GLI OMOLOGHI (sottotitolo: La tragedia di un uomo ridicolo)

DI MARIO PIAZZA

 

Nei rapporti tra stati ci si parla tra omologhi. I capi di stato con i capi di stato, i ministri coi ministri, i comandanti militari coi comandanti militari. Quando ciò non è possibile si usano gli ambasciatori che notoriamente non portano pena proprio perché danno semplicemente voce alla volontà dei propri governi.
Me lo immagino il Matteo Salvini che, superate le perplessità per quel prefisso “omo” di possibile natura sessuale, da quel maschione alfa che è prende in mano la situazione esclamando “Ghe pensi mì!”.

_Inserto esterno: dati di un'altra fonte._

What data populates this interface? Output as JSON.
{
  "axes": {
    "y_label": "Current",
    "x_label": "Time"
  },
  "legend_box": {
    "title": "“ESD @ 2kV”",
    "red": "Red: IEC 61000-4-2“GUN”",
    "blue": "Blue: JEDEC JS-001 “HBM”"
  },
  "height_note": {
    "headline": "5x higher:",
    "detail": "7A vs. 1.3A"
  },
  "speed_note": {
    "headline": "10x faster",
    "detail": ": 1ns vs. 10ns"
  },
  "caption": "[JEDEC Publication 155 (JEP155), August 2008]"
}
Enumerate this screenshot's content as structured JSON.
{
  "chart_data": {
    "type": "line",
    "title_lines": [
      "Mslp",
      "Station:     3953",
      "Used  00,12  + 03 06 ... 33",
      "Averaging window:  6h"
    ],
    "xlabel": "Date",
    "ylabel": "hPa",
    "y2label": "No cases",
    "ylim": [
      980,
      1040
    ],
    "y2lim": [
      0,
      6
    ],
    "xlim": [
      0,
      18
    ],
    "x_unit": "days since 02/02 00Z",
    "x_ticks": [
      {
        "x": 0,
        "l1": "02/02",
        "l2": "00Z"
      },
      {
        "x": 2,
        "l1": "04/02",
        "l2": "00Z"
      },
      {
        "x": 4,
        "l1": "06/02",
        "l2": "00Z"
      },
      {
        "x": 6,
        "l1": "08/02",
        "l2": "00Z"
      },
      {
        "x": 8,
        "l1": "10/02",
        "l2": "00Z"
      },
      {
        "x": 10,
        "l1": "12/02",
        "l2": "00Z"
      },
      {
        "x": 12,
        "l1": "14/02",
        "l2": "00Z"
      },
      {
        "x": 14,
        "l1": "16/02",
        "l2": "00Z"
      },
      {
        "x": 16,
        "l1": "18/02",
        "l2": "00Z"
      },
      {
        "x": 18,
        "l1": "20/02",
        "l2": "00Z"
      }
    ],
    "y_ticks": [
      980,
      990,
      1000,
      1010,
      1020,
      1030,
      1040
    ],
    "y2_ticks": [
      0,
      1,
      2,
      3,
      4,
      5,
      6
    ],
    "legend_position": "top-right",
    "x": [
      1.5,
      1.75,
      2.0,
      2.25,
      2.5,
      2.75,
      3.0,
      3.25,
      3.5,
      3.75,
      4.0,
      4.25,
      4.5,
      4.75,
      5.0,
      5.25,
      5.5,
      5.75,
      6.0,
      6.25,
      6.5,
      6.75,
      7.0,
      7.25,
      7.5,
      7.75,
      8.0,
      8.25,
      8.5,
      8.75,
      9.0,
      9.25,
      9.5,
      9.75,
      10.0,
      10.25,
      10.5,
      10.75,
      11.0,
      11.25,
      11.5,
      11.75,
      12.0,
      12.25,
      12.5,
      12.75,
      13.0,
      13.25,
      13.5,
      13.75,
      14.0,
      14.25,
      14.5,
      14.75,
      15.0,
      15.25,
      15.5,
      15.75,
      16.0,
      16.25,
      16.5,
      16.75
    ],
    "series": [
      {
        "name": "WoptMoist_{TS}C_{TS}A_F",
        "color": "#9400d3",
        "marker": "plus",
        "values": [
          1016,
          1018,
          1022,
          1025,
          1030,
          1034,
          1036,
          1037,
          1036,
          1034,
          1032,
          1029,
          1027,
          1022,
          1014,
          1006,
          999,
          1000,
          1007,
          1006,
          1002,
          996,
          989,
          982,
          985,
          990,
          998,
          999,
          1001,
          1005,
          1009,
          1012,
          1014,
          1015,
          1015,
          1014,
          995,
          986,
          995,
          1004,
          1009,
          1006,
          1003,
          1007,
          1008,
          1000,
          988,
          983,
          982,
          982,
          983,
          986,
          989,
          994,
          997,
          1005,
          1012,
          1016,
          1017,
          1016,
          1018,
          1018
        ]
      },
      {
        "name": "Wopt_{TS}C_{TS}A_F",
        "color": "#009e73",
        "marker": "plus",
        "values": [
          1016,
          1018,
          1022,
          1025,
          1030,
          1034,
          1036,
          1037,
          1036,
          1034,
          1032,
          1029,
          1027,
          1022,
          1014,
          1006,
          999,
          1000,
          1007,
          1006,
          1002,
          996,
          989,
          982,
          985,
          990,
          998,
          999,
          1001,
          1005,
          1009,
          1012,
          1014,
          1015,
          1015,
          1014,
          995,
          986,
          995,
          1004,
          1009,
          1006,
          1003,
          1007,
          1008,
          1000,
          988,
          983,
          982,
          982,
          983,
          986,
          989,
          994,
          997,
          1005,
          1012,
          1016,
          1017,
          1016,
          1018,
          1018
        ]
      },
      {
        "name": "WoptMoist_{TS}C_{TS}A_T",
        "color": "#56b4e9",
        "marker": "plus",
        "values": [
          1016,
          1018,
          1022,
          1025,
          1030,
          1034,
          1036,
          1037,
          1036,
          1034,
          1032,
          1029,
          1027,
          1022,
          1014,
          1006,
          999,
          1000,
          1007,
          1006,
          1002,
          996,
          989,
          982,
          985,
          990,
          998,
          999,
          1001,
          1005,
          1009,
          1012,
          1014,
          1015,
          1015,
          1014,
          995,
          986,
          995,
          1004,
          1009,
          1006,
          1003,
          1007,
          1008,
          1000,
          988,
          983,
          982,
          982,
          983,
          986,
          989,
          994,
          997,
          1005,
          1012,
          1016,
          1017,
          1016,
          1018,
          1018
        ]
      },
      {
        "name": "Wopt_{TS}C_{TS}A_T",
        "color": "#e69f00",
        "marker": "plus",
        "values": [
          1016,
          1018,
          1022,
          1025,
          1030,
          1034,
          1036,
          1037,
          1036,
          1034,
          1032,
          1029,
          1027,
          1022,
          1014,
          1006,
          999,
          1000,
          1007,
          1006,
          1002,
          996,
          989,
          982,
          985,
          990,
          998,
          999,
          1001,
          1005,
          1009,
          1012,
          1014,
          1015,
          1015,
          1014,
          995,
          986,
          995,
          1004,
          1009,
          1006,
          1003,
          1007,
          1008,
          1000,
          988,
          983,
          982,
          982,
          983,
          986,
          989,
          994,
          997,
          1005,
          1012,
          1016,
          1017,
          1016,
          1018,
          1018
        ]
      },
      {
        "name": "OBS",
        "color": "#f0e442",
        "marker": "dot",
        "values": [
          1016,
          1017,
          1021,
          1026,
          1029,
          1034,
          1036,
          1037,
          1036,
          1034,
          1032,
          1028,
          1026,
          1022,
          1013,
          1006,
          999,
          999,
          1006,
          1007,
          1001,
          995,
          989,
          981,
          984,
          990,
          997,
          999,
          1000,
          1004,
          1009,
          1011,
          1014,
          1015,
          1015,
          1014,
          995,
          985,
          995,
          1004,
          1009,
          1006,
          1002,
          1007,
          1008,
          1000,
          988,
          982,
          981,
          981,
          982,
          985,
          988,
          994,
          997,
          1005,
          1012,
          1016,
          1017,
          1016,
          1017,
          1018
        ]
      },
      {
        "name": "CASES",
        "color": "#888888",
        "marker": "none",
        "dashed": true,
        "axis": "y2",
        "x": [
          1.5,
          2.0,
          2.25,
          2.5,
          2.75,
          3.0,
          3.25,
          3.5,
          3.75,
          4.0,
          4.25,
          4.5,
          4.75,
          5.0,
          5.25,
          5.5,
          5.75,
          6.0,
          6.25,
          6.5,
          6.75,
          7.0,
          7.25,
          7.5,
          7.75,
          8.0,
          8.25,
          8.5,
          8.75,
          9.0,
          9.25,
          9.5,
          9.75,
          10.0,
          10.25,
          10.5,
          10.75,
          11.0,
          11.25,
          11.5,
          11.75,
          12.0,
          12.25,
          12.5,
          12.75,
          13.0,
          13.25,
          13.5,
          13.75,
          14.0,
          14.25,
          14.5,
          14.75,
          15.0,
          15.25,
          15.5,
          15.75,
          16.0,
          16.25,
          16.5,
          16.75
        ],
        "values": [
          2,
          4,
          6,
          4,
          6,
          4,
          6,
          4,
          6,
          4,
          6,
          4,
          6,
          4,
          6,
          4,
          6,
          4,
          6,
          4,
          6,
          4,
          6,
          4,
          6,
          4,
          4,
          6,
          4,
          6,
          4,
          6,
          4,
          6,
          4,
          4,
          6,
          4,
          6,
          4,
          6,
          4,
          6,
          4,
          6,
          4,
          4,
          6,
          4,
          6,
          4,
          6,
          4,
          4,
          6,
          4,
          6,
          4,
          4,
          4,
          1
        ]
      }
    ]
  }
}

Che uomo, ragazzi. Di quelli inzuppati di dopobarba scadente che non devono chiedere mai, non chiede a Draghi se può andare e non chiede a Putin se è interessato a riceverlo ma soprattutto non chiede a se stesso a che titolo avrebbe intrapreso la sua missione di pace.

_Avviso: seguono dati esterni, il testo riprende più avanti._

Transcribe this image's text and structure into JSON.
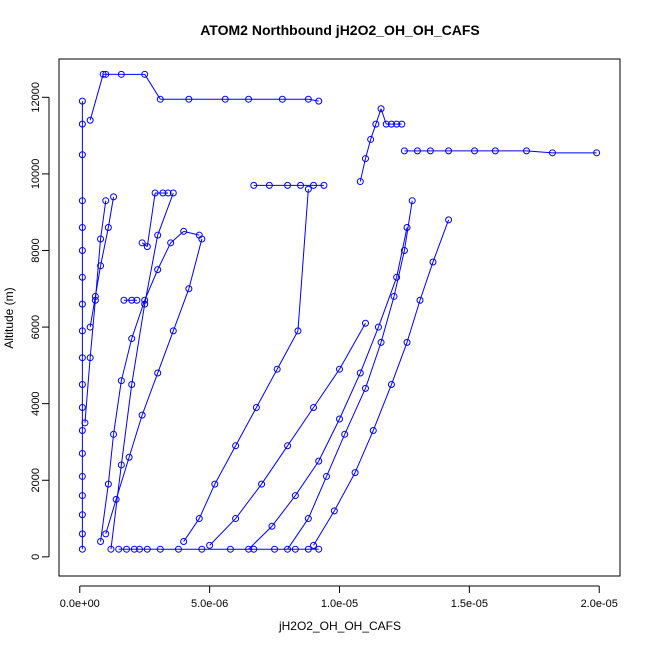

Eppure in Russia di suoi omologhi ne avrebbe trovati a vagonate cercandoli tra quelli che hanno truffato lo stato e hanno abusato dei suoi mezzi, che hanno usato la polizia per reprimere gli oppositori, che si sono ingozzati come maiali di salamini e di tangenti, che hanno seminato a piene mani odio sociale, maschilismo, violenza, omofobia e razzismo.
Già, però anche con loro il Salvini avrebbe fatto la figura dello straccione piottaro… Meglio ripensarci, meglio non lasciare vuoto quell’ombrellone del Papeete così perfetto per le sue reali caratteristiche e dimensioni.